Bank Indonesia urges Open Banking adoption

24 Jul 2020

Bank Indonesia (BI) has urged the financial industry to develop an Open Banking system to boost financial inclusion, but a lack of security standards and data protection regulation can hold up the central bank’s latest effort to boost the digital economy.

BI payment system policy executive director Erwin Haryono said the data-sharing system would be able to accelerate banks’ digital transformation efforts, adding that the Open Banking framework would be used to create a unified national payment system by 2025.

An Open Banking framework mandates banks to share customer data with approved third parties, such as financial technology (fintech) companies, thereby allowing both parties to access data that offer insights into consumer patterns and needs, as well as credit score, among other things.

“Data-sharing among fintech companies is boosting digital transformation in Indonesia’s economy,” Erwin said during a discussion on Wednesday. He called on banks to transform their businesses and collaborate with digital companies to improve consumers’ experience and boost financial inclusion.

The 2018 Financial Inclusion Insights survey, published by the National Committee for Financial Inclusion in November last year, reveals that 55.7 percent of the 6,695 respondents in all provinces of Indonesia already had formal financial accounts with banks, fintech companies or cooperatives in 2018.

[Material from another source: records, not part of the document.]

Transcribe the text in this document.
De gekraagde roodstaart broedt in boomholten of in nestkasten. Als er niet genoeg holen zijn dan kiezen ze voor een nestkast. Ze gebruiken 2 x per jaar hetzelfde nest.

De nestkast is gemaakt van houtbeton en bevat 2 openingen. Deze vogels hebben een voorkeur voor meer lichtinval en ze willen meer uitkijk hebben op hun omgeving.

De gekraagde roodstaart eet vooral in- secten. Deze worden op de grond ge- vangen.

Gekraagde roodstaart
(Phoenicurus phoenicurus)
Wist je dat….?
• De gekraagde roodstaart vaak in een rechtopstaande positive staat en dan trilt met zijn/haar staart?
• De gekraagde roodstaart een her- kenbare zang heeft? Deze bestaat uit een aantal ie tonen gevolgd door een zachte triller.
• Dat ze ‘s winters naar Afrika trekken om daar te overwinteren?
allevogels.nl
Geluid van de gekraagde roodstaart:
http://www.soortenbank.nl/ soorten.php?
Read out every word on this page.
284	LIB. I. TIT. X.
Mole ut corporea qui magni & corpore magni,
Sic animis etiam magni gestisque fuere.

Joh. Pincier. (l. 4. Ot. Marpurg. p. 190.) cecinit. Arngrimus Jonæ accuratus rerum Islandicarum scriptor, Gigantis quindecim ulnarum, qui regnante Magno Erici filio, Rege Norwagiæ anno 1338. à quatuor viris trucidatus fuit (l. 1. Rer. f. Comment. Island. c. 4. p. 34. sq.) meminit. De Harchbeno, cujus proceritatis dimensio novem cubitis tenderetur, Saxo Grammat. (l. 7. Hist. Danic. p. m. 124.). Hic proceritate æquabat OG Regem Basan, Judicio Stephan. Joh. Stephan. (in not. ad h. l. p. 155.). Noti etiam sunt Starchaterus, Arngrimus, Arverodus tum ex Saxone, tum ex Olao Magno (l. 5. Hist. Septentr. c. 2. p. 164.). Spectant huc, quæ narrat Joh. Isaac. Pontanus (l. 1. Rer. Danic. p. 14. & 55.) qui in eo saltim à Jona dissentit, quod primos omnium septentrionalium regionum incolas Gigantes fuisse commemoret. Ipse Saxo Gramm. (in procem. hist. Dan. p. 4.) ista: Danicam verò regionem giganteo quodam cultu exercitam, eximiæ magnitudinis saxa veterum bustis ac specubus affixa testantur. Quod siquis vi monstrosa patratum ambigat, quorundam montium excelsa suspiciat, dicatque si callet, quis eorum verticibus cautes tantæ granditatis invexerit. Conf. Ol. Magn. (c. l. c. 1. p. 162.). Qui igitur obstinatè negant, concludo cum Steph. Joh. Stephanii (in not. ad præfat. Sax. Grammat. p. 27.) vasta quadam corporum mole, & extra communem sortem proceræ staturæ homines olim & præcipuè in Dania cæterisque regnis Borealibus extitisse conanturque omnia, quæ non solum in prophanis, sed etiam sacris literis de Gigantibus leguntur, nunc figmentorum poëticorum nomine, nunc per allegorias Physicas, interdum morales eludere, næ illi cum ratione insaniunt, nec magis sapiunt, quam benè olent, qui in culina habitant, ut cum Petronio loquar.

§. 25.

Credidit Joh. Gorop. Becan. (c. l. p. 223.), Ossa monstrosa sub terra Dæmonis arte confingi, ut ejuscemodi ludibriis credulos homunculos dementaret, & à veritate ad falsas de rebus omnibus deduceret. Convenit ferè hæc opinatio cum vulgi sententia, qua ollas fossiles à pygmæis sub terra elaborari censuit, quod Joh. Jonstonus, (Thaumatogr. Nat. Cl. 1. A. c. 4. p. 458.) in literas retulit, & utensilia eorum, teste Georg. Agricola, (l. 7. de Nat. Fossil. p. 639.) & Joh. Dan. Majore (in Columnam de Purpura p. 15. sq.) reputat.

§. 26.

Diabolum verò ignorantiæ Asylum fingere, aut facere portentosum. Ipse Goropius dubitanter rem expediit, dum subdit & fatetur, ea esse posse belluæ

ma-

That figure is a jump in financial inclusion from 35.1 percent in 2016, and brings the country closer to President Joko “Jokowi” Widodo’s target of 75 percent financial inclusion by the end of 2019. The financial inclusion report for last year has yet to be announced.

The central bank is currently formulating regulations on Open Banking standards, which will oblige banks to share their data with fintech companies by creating their own application programming interfaces (APIs) from their own systems.

An Open Banking platform will see traditional banks help digital players reduce technical costs by sharing the know-your-customer (KYC) metrics or loan affordability metrics in an API.

The initiative may reduce borrowing costs for micro, small and medium enterprises (MSMEs) as banks could access MSMEs data provided by digital firms, among other benefits, Erwin went on to say.

Erwin said banks had dominated the retail payment industry back in 2015, but e-payment start-ups such as GoPay and OVO had taken much of the market share four years later, adding that banks should transform their businesses or risk losing the market to non-bank platforms.

According to data provided by the central bank, several banks have transformed their business online, such as private lender DBS with its Digibank platform and state-owned banks (Himbara) with their LinkAja platform, creating an interlink between fintech and banks to contain escalation of shadow banking risk.

The central bank also recorded that electronic transactions increased to Rp 15 trillion (US$1 billion) in May compared to Rp 12.8 trillion in the same period last year. Meanwhile, the central bank recorded e-commerce transactions growing 26 percent during the pandemic.

Several industry players and analysts have raised concerns over a lack of a standardized security system, as well as a lack of data protection regulation, all of which can harm customers.

“The central bank will need to deal with how to maintain the stability of the banking ecosystem and maintain security standards,” World Bank Group senior financial sector specialist Ivan Mortimer-Schutts told the same discussion.

“We should not just let any actors come in and access the crucial source of information and payment systems,” he stressed.

Indonesian Financial Technology Association (Aftech) vice chairman Budi Gandasoebrata said the custodian of the financial services would need to step up security practices ranging from anti-money laundering to consumer protections.

Indonesia Information Communication Technology (ICT) executive director Heru Sutadi noted that the cybersecurity risks remained a huge threat to the country’s financial services.

“Therefore, the Open Banking system will need to be tightly regulated and must ensure cybersecurity safety,” he said on Wednesday.